3. Get a secured loan by posting a collateral
Since unsecured loans do not require any collateral, lenders tend to require borrowers to have good credit scores in order to mitigate their risk. However, if you are able to put something of value as collateral, it might help you get a loan even without credit.
Here are some examples of assets that a lender can accept as collateral for a secured loan:
- Real estate (house or unbuilt property)
- Bank accounts
- Actions, bonds or mutual funds
- Insurance conditions
- Gold, silver or other precious metals
In addition to more lenient credit requirements, secured loans can also offer better interest rates or better terms. But the downside is that your warranty will be at risk if you miss a payment or default on your payment.
Make sure you weigh the pros and cons of a secured loan before taking one. And try to avoid predatory securities lenders or pawn shops who can put you on a financial treadmill by charging outrageous rates.
4. Borrow on your 401 (k)
If you don’t have credit and need quick access to a large sum of money, a 401 (k) loan might be a legitimate option. But there are several pros and cons you should consider before borrowing for your retirement.
The biggest advantage of 401 (k) loans is that you will not be dealing with a lender, so there is no credit score requirement. With a 401 (k) loan, you are actually borrowing from yourself, so the “interest” you pay goes directly to your 401 (k) account. In addition, as long as you stay with your employer, you will have up to five years to fully repay the loan.
If you plan to pay off the money quickly, a 401 (k) loan might be a much better borrowing choice than a payday loan, title loan, or pawnshop loan. However, be aware that if you do not replace the amount withdrawn on the due date, you will have to pay taxes on the funds plus a 10% penalty.

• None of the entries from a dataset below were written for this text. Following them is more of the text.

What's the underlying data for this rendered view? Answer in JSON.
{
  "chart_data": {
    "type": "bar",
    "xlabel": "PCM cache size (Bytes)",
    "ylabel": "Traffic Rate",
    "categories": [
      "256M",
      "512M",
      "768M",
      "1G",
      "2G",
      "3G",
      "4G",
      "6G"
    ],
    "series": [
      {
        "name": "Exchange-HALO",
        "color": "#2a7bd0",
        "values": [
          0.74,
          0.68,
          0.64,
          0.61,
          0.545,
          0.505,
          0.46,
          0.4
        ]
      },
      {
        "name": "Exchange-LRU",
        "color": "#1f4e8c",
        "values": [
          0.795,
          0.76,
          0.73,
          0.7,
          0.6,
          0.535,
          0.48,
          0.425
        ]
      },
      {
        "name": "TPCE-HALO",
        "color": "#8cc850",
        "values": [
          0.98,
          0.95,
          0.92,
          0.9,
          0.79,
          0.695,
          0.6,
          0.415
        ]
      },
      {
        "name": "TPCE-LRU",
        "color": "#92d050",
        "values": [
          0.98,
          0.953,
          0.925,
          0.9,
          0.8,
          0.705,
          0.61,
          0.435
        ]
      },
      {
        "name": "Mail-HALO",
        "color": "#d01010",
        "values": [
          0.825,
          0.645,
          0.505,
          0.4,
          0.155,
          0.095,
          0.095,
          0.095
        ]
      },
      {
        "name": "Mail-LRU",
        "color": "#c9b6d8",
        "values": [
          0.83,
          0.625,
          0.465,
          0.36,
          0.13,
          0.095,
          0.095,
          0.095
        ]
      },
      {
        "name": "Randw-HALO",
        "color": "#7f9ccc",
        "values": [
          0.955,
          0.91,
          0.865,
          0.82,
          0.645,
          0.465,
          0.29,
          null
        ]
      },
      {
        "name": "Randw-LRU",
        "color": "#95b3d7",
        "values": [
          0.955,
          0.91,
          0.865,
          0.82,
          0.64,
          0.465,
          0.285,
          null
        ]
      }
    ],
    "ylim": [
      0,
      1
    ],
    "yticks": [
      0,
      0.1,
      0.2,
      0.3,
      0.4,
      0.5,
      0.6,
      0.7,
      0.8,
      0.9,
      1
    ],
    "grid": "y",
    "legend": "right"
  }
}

Also, if you lose your job or quit your employer, the entire loan matures and will need to be paid in full by this year’s tax return due date. So if your job situation is volatile, borrowing on your 401 (k) becomes a riskier decision.
5. Add a creditworthy co-signer to your loan application
Add a creditworthy family member or friend as a co-signer could help you get a loan when you don’t have credit. However, keep in mind that your co-signer’s credit will also be damaged if payments are missed or the loan becomes past due.
Entering into a co-signing relationship can be dangerous from both a financial and relationship point of view. If you do decide to have someone co-sign for you, you will need to take extra care to ensure that your payments are always made in full and on time.
How to create credit from scratch
If you don’t need to take out a loan right away, a better option may be to wait until you’ve had time to establish a credit history. One option for creating credit from scratch is to apply for a secured credit card.
Since borrowers need to make a cash deposit to get a secured card, lenders are more willing to offer them to consumers who have limited or no credit at all. And as long as you choose a card issuer that reports to the credit bureaus, your positive payment history can help you quickly start building a positive score.
Taking out a credit loan from a bank or credit union is another credit option.
Finally, you can request to be added as an authorized user to someone else’s credit card account. Just make sure the card issuer reports authorized user activity to the credit bureaus.
With each of these options, you may be able to build a strong credit score in six to 12 months or maybe even faster. And given the additional borrowing options you might have with strong credit, delaying your loan application until then might be best if you can afford to wait.